Seringai yang teramat dekat di wajahnya membuat Murni terhenyak, kaget luar biasa. Entah dari mana munculnya laki-laki yang kini ada di sampingnya itu.
“Kau nampak keget, anak manis? Atau mungkin takut? Jangan biarkan rasa takut hinggap lama-lama di benakmu, sebab itu bisa merusak jiwa, bukan begitu?”
“A, apa maumu? Di mana aku? Kenapa kakiku dirantai? Apa salahku?”
“Kau ingin aku menjawab semua pertanyaan itu? Baiklah,” laki-laki itu mendekatkan wajahnya ke wajah Murni. Begitu dekat, hingga Murni merasakan panasnya napas yang terhembus dari hidung laki-laki itu. Murni merasa dirinya bagai makanan melihat cara laki-laki itu mengendus-endus wajah dan kepalanya.
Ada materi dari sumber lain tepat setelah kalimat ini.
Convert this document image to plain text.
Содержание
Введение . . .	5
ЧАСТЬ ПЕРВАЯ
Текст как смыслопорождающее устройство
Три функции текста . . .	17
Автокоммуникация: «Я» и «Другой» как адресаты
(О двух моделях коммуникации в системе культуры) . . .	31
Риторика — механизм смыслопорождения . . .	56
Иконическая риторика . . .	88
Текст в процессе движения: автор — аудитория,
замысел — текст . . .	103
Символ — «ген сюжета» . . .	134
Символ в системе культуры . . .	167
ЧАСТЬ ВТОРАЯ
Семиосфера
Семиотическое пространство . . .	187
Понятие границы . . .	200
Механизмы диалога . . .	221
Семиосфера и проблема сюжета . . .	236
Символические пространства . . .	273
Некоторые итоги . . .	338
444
Murni bergidik membayangkan apa yang akan terjadi pada dirinya.
“Kau berada di rumahku. Kau ’aman’ di sini. Kedua, aku takut bila tidak dirantai kau akan pergi meninggalkan aku sendiri. Yang ketiga, kau terlalu banyak tahu. Oh ya, untuk pertanyaan yang pertama aku belum punya jawabannya. Banyak sekali pilihan untuk dirimu, Nona.”
Pria itu mengambil bangku kayu di sampingnya, meletakannya di hadapan Murni, dan duduk sambil meletakan minuman kaleng di atas meja. Tiba-tiba ia bangkit.
“Aku punya sesuatu yang menarik. Aku rasa kau akan menyukainya,” pria itu berjalan  ke sebuah kamar. Beberapa saat kemudian ia keluar dengan dua buah album foto di tangannya.
“Coba kau lihat yang ini, Nona.” Album itu diletakan di pangkuan Murni. Dan ketika album itu dibuka, Murni mendadak merasa mual, kepalanya berdenyut sakit menyaksikan foto-foto mengerikan di hadapannya dibuka  satu demi satu. foto korban pembantaian dengan berbagai macam pose.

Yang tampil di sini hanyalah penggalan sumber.